CMStatistics 2022: Start Registration
View Submission - CMStatistics
B1039
Title: Disentangling homophily, community structure and triadic closure in networks Authors:  Tiago Peixoto - CEU GmbH (Austria) [presenting]
Abstract: One of the most typical properties of network data is the presence of homophily, i.e. the increased tendency of an edge to exist between two nodes if they share the same underlying characteristic, such as a social parameter, location, etc. Another pervasive pattern encountered is transitivity, i.e. the increased tendency to observe an edge between two nodes if they share a neighbor in common. Although these patterns are indicative of two distinct mechanisms of network formation, namely homophily and triadic closure, respectively, they are generically conflated in non-longitudinal data. This is because both processes can result in the same kinds of observation: 1. the presence of triangles, and 2. the formation of community structure. This conflation means we cannot reliably interpret the underlying mechanisms of network formation merely from the abundance of triangles or observed community structure in network data.

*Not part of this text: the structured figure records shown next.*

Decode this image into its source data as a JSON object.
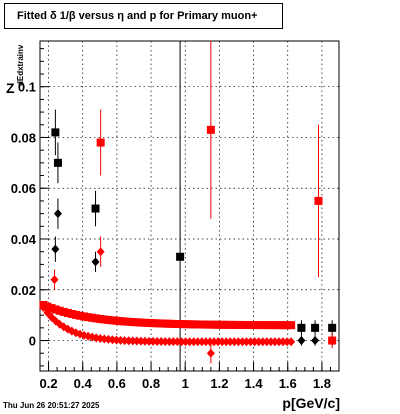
{
  "title": "Fitted δ 1/β  versus η and p for Primary muon+",
  "footer": "Thu Jun 26 20:51:27 2025",
  "chart_data": {
    "type": "scatter",
    "title": "Fitted δ 1/β  versus η and p for Primary muon+",
    "xlabel": "p[GeV/c]",
    "ylabel": "Z",
    "ylabel_sub": "dEdxtrainv",
    "xlim": [
      0.15,
      1.9
    ],
    "ylim": [
      -0.012,
      0.118
    ],
    "xticks": [
      "0.2",
      "0.4",
      "0.6",
      "0.8",
      "1",
      "1.2",
      "1.4",
      "1.6",
      "1.8"
    ],
    "yticks": [
      "0",
      "0.02",
      "0.04",
      "0.06",
      "0.08",
      "0.1"
    ],
    "grid": true,
    "colors": {
      "series_a": "#000000",
      "series_b": "#ff0000"
    },
    "series": [
      {
        "marker": "square",
        "color": "#000000",
        "points": [
          {
            "x": 0.24,
            "y": 0.082,
            "err": 0.009
          },
          {
            "x": 0.255,
            "y": 0.07,
            "err": 0.008
          },
          {
            "x": 0.475,
            "y": 0.052,
            "err": 0.007
          },
          {
            "x": 0.97,
            "y": 0.033,
            "err": 0.12
          },
          {
            "x": 1.68,
            "y": 0.005,
            "err": 0.003
          },
          {
            "x": 1.76,
            "y": 0.005,
            "err": 0.003
          },
          {
            "x": 1.86,
            "y": 0.005,
            "err": 0.003
          }
        ]
      },
      {
        "marker": "diamond",
        "color": "#000000",
        "points": [
          {
            "x": 0.24,
            "y": 0.036,
            "err": 0.005
          },
          {
            "x": 0.255,
            "y": 0.05,
            "err": 0.006
          },
          {
            "x": 0.475,
            "y": 0.031,
            "err": 0.004
          },
          {
            "x": 1.68,
            "y": 0.0,
            "err": 0.002
          },
          {
            "x": 1.76,
            "y": 0.0,
            "err": 0.002
          },
          {
            "x": 1.86,
            "y": 0.0,
            "err": 0.002
          }
        ]
      },
      {
        "marker": "square",
        "color": "#ff0000",
        "points": [
          {
            "x": 0.505,
            "y": 0.078,
            "err": 0.013
          },
          {
            "x": 1.15,
            "y": 0.083,
            "err": 0.035
          },
          {
            "x": 1.78,
            "y": 0.055,
            "err": 0.03
          },
          {
            "x": 1.86,
            "y": 0.0,
            "err": 0.003
          }
        ]
      },
      {
        "marker": "diamond",
        "color": "#ff0000",
        "points": [
          {
            "x": 0.235,
            "y": 0.024,
            "err": 0.004
          },
          {
            "x": 0.505,
            "y": 0.035,
            "err": 0.006
          },
          {
            "x": 1.15,
            "y": -0.005,
            "err": 0.004
          }
        ]
      }
    ],
    "curves": [
      {
        "marker": "square",
        "color": "#ff0000",
        "x_start": 0.17,
        "x_end": 1.62,
        "y_start": 0.014,
        "y_floor": 0.006,
        "decay": 3.5,
        "n": 62
      },
      {
        "marker": "diamond",
        "color": "#ff0000",
        "x_start": 0.17,
        "x_end": 1.62,
        "y_start": 0.013,
        "y_floor": -0.0005,
        "decay": 7.0,
        "n": 62
      }
    ]
  }
}
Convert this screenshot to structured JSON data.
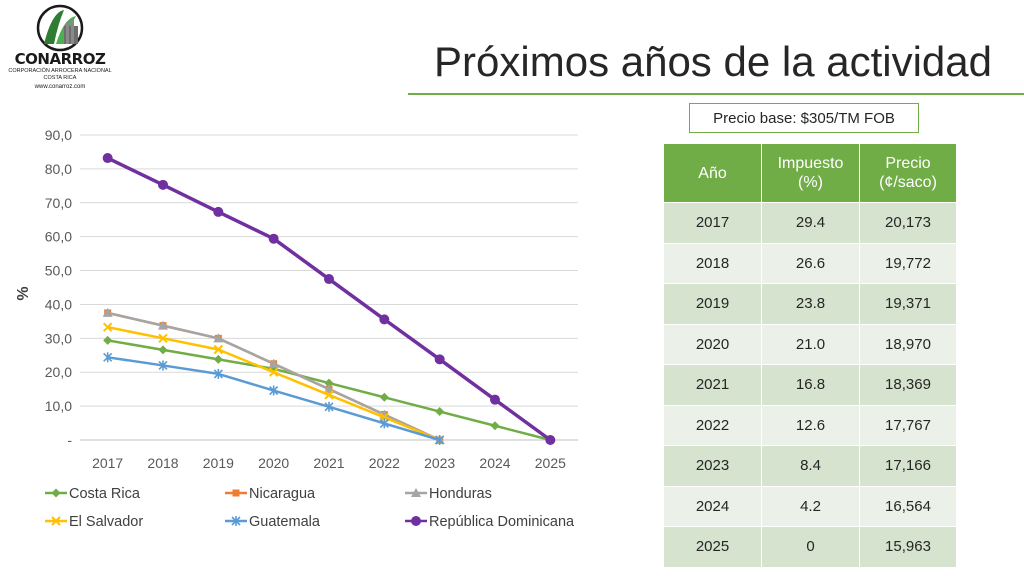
{
  "logo": {
    "name": "CONARROZ",
    "subtitle": "CORPORACIÓN ARROCERA NACIONAL",
    "country": "COSTA RICA",
    "url": "www.conarroz.com"
  },
  "title": "Próximos años de la actividad",
  "price_base": "Precio base: $305/TM FOB",
  "colors": {
    "accent": "#70ad47"
  },
  "table": {
    "headers": [
      "Año",
      "Impuesto (%)",
      "Precio (¢/saco)"
    ],
    "rows": [
      [
        "2017",
        "29.4",
        "20,173"
      ],
      [
        "2018",
        "26.6",
        "19,772"
      ],
      [
        "2019",
        "23.8",
        "19,371"
      ],
      [
        "2020",
        "21.0",
        "18,970"
      ],
      [
        "2021",
        "16.8",
        "18,369"
      ],
      [
        "2022",
        "12.6",
        "17,767"
      ],
      [
        "2023",
        "8.4",
        "17,166"
      ],
      [
        "2024",
        "4.2",
        "16,564"
      ],
      [
        "2025",
        "0",
        "15,963"
      ]
    ]
  },
  "chart_data": {
    "type": "line",
    "title": "",
    "xlabel": "",
    "ylabel": "%",
    "ylim": [
      0,
      90
    ],
    "yticks": [
      "-",
      "10,0",
      "20,0",
      "30,0",
      "40,0",
      "50,0",
      "60,0",
      "70,0",
      "80,0",
      "90,0"
    ],
    "x": [
      "2017",
      "2018",
      "2019",
      "2020",
      "2021",
      "2022",
      "2023",
      "2024",
      "2025"
    ],
    "grid": true,
    "legend_position": "bottom",
    "series": [
      {
        "name": "Costa Rica",
        "color": "#70ad47",
        "marker": "diamond",
        "values": [
          29.4,
          26.6,
          23.8,
          21.0,
          16.8,
          12.6,
          8.4,
          4.2,
          0
        ]
      },
      {
        "name": "Nicaragua",
        "color": "#ed7d31",
        "marker": "square",
        "values": [
          37.5,
          33.75,
          30.0,
          22.5,
          15.0,
          7.5,
          0,
          null,
          null
        ]
      },
      {
        "name": "Honduras",
        "color": "#a5a5a5",
        "marker": "triangle",
        "values": [
          37.5,
          33.75,
          30.0,
          22.5,
          15.0,
          7.5,
          0,
          null,
          null
        ]
      },
      {
        "name": "El Salvador",
        "color": "#ffc000",
        "marker": "x",
        "values": [
          33.3,
          30.0,
          26.7,
          20.0,
          13.3,
          6.7,
          0,
          null,
          null
        ]
      },
      {
        "name": "Guatemala",
        "color": "#5b9bd5",
        "marker": "star",
        "values": [
          24.4,
          22.0,
          19.5,
          14.6,
          9.8,
          4.9,
          0,
          null,
          null
        ]
      },
      {
        "name": "República Dominicana",
        "color": "#7030a0",
        "marker": "circle",
        "values": [
          83.2,
          75.3,
          67.3,
          59.4,
          47.5,
          35.6,
          23.8,
          11.9,
          0
        ]
      }
    ]
  }
}
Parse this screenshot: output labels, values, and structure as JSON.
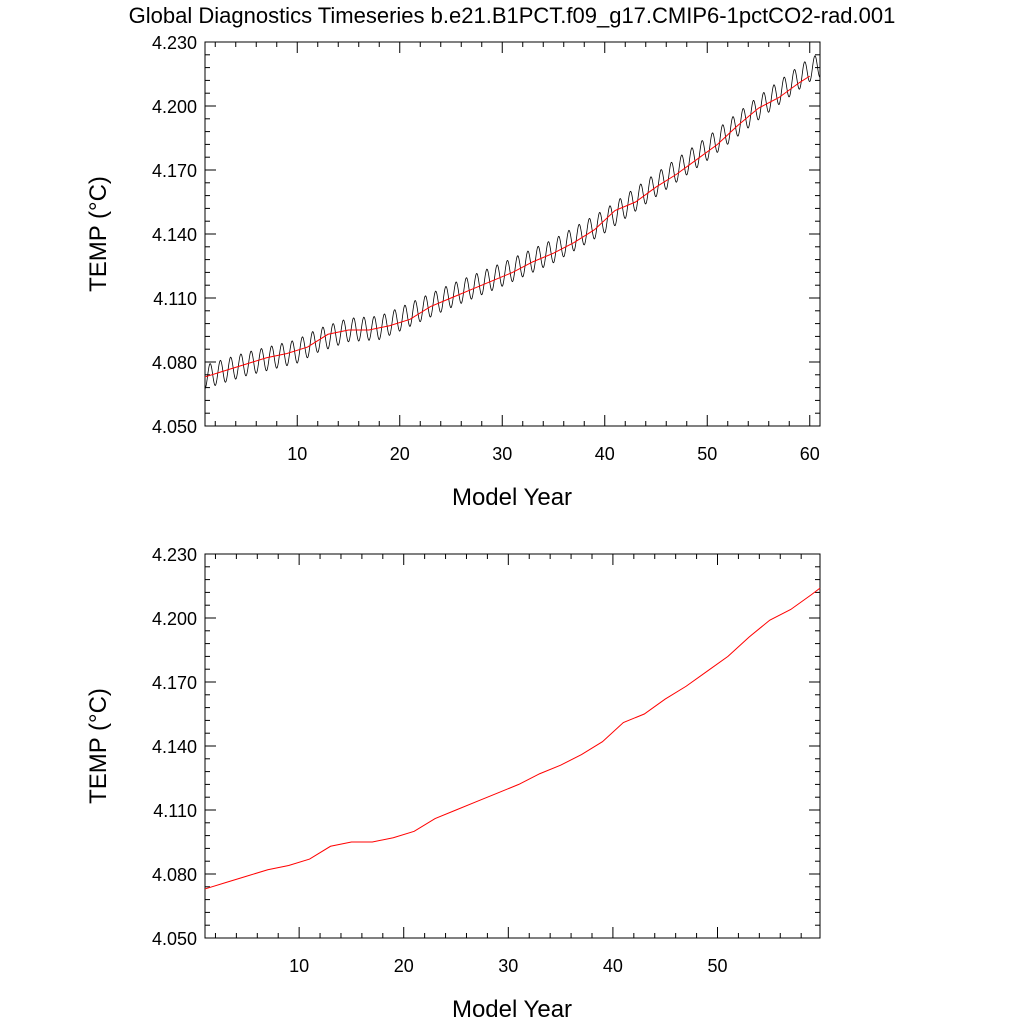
{
  "title": "Global Diagnostics Timeseries b.e21.B1PCT.f09_g17.CMIP6-1pctCO2-rad.001",
  "colors": {
    "monthly": "#000000",
    "annual": "#ff0000",
    "axis": "#000000",
    "background": "#ffffff"
  },
  "chart_data": [
    {
      "type": "line",
      "xlabel": "Model Year",
      "ylabel": "TEMP (°C)",
      "xlim": [
        1,
        61
      ],
      "ylim": [
        4.05,
        4.23
      ],
      "xticks": [
        10,
        20,
        30,
        40,
        50,
        60
      ],
      "xtick_labels": [
        "10",
        "20",
        "30",
        "40",
        "50",
        "60"
      ],
      "yticks": [
        4.05,
        4.08,
        4.11,
        4.14,
        4.17,
        4.2,
        4.23
      ],
      "ytick_labels": [
        "4.050",
        "4.080",
        "4.110",
        "4.140",
        "4.170",
        "4.200",
        "4.230"
      ],
      "grid": false,
      "series": [
        {
          "role": "monthly",
          "color": "#000000",
          "x_start": 1,
          "x_end": 61,
          "seasonal_amplitude": 0.0055,
          "trend_x": [
            1,
            5,
            10,
            12,
            15,
            18,
            20,
            25,
            30,
            35,
            40,
            45,
            50,
            55,
            60,
            61
          ],
          "trend_y": [
            4.073,
            4.079,
            4.085,
            4.09,
            4.095,
            4.096,
            4.1,
            4.111,
            4.121,
            4.132,
            4.146,
            4.163,
            4.18,
            4.199,
            4.217,
            4.219
          ]
        },
        {
          "role": "annual",
          "color": "#ff0000",
          "x": [
            1,
            3,
            5,
            7,
            9,
            11,
            13,
            15,
            17,
            19,
            21,
            23,
            25,
            27,
            29,
            31,
            33,
            35,
            37,
            39,
            41,
            43,
            45,
            47,
            49,
            51,
            53,
            55,
            57,
            59,
            60
          ],
          "y": [
            4.073,
            4.076,
            4.079,
            4.082,
            4.084,
            4.087,
            4.093,
            4.095,
            4.095,
            4.097,
            4.1,
            4.106,
            4.11,
            4.114,
            4.118,
            4.122,
            4.127,
            4.131,
            4.136,
            4.142,
            4.151,
            4.155,
            4.162,
            4.168,
            4.175,
            4.182,
            4.191,
            4.199,
            4.204,
            4.211,
            4.214
          ]
        }
      ]
    },
    {
      "type": "line",
      "xlabel": "Model Year",
      "ylabel": "TEMP (°C)",
      "xlim": [
        1,
        59.8
      ],
      "ylim": [
        4.05,
        4.23
      ],
      "xticks": [
        10,
        20,
        30,
        40,
        50
      ],
      "xtick_labels": [
        "10",
        "20",
        "30",
        "40",
        "50"
      ],
      "yticks": [
        4.05,
        4.08,
        4.11,
        4.14,
        4.17,
        4.2,
        4.23
      ],
      "ytick_labels": [
        "4.050",
        "4.080",
        "4.110",
        "4.140",
        "4.170",
        "4.200",
        "4.230"
      ],
      "grid": false,
      "series": [
        {
          "role": "annual",
          "color": "#ff0000",
          "x": [
            1,
            3,
            5,
            7,
            9,
            11,
            13,
            15,
            17,
            19,
            21,
            23,
            25,
            27,
            29,
            31,
            33,
            35,
            37,
            39,
            41,
            43,
            45,
            47,
            49,
            51,
            53,
            55,
            57,
            59,
            59.8
          ],
          "y": [
            4.073,
            4.076,
            4.079,
            4.082,
            4.084,
            4.087,
            4.093,
            4.095,
            4.095,
            4.097,
            4.1,
            4.106,
            4.11,
            4.114,
            4.118,
            4.122,
            4.127,
            4.131,
            4.136,
            4.142,
            4.151,
            4.155,
            4.162,
            4.168,
            4.175,
            4.182,
            4.191,
            4.199,
            4.204,
            4.211,
            4.214
          ]
        }
      ]
    }
  ]
}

We present a solution to this problem, consisting in a principled method to disentangle homophily and community structure from triadic closure in network data. This is achieved by formulating a generative model that includes community structure in a first instance, and an iterated process of triadic closure in a second. Based on this model, we develop a Bayesian inference algorithm that is capable of identifying which edges are more likely to be due to community structure or triadic closure, in addition to the underlying community structure itself.